In a story that generated front-page headlines, Governor Terry McAuliffe announced yesterday a “significant increase” in the number of Virginia public schools earning accreditation in 2015. The number of fully accredited schools increased by 10 percentage points to 78%.
“Offering every Virginia student a world class education in a public school is at the very foundation of our efforts to build a new Virginia economy,” the governor said. “This year’s strong progress is a reflection of the dedicated work of educators, parents and communities and a clear sign that the reforms we have put into place are working.”
“Getting challenged schools the resources they need to ensure student success is one of the most important steps we can take to improve our Commonwealth’s education system,” said Virginia Secretary of Education Anne Holton. “Every school that earned full accreditation this year is another school that is better preparing its students for a lifetime of success.”
O Frabjous day! Calooh! Callay! Maybe the educational establishment has finally figured out how to turn around Virginia’s ailing public schools! Maybe there is hope for the future!
Or maybe not. The press release was honest enough to acknowledge the following: “The 2014-2015 school year was the first during which students in grades 3-8 were allowed to retake SOL tests in reading, mathematics, science and history. On average, the performance of students on expedited retakes increased pass rates by about four points on each test.”
In other words, any comparison between 2015 results and 2014 results is likening apples to oranges.

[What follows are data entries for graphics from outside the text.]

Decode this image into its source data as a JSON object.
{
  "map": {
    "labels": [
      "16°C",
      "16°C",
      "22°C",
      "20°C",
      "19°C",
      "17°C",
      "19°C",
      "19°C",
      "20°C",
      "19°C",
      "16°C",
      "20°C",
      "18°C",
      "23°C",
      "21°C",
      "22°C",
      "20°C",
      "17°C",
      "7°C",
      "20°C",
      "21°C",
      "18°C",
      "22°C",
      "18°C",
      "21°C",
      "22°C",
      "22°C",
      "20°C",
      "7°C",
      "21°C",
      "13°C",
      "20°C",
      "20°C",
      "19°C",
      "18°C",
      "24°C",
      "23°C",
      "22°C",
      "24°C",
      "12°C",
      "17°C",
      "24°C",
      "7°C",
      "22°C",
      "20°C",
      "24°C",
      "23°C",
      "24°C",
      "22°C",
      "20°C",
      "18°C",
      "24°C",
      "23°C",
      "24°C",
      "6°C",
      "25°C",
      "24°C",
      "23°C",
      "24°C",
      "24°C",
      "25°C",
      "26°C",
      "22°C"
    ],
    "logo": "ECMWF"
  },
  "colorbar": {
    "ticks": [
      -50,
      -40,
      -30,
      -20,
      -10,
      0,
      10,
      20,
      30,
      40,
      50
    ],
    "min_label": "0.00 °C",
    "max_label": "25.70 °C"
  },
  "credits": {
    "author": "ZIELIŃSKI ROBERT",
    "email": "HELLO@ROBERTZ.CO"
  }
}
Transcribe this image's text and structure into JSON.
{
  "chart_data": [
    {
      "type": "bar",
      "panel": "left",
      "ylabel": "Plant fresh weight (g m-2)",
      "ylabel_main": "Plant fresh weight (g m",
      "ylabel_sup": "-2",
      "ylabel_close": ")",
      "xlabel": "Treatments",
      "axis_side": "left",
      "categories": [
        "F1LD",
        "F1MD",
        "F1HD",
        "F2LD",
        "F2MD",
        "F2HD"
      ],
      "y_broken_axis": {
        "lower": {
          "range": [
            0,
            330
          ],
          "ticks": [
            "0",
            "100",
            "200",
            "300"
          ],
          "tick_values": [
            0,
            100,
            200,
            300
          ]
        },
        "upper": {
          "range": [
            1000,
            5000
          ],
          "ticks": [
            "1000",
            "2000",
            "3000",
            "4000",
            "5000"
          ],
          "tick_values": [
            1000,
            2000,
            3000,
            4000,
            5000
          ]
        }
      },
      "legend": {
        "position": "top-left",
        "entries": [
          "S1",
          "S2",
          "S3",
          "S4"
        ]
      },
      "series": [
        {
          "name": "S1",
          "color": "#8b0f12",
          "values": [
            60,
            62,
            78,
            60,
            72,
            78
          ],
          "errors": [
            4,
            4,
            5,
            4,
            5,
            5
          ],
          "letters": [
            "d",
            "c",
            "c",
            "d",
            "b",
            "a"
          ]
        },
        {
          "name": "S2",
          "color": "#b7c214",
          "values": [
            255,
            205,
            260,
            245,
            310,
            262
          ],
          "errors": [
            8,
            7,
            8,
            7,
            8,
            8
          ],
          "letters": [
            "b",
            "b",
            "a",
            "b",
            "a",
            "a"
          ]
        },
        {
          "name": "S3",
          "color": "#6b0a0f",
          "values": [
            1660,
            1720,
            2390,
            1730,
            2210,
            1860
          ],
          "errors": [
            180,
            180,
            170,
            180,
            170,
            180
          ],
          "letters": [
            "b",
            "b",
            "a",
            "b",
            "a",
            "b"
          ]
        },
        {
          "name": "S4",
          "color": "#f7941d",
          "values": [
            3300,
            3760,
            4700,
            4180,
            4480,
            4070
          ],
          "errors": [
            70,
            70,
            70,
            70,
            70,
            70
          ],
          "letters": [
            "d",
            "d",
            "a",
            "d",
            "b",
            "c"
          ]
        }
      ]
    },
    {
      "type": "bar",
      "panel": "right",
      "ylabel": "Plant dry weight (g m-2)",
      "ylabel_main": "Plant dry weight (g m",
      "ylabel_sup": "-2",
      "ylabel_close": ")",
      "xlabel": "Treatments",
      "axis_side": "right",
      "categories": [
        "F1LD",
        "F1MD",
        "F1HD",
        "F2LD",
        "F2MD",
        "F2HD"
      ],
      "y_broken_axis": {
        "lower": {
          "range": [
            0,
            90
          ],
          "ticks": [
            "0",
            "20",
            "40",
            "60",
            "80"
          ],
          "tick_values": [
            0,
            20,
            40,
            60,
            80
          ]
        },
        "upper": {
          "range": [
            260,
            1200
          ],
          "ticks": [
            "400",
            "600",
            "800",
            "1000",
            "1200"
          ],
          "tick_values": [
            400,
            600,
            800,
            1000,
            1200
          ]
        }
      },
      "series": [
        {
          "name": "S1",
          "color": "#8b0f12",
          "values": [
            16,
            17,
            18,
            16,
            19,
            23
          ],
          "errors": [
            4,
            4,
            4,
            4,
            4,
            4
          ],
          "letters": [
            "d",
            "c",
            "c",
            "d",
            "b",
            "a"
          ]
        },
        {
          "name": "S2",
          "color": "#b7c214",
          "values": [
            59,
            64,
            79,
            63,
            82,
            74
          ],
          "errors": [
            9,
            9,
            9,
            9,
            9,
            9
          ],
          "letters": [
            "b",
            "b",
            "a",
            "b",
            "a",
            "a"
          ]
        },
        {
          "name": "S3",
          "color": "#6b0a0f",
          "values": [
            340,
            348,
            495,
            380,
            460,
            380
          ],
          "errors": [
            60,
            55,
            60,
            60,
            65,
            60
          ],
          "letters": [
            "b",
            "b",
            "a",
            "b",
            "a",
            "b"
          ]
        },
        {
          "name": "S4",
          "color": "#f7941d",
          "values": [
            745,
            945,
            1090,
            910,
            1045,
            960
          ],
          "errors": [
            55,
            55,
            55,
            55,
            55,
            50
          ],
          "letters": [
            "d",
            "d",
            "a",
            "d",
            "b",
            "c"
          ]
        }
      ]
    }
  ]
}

What the press release does not tell us is how many schools this adjustment pushed over the minimum accreditation level. (“Students must achieve adjusted pass rates of at least 75 percent on English reading and writing SOL tests, and of at least 70 percent on assessments in mathematics, science and history.”) Four points on a 1-100 scale is not insignificant. Moreover, that four points is an average. It is possible, indeed probable, that the “expedited retakes” proved to be a bigger factor in improving test scores for poorly performing schools, where more students needed to retake the tests, than for strong performers.
Among the crucial data not included in the press release was the number of schools that would have been accredited had the old policy remained in place. The Virginia Department of Education did not provide the data for citizens to conduct their own analysis or draw their own conclusions.
John Butcher has been illuminating VDOE statistical prestidigitations far longer than I. As he has written on his blog, Cranky’s Blog:
The moving target moves; and having moved,
Moves on: nor all thy piety nor wit
Shall lure it back to give an honest answer
Nor all thy tears wash away the bureaucrats’ obfuscation.
The manipulation of data is insulting. And who suffers the most from this statistical sleight of hand? Children, disproportionately from poor, African-American households, who are consigned to schools with no effective accountability, that’s who. Just another example of how the bureaucratic, statist status quo works to oppress poor people of color in Virginia. If you think there’s such a thing as “institutional racism” in this country, this is it.
Update: Cranky calculates the impact of other “adjustments” VDOE makes to the data for students with limited English proficiency and for students who have recently transferred into a Virginia public school. On the math tests, the adjustments had the felicitous effect of increasing the number of schools achieving the 70% pass rate from 1,519 to 1,627, or six percentage points.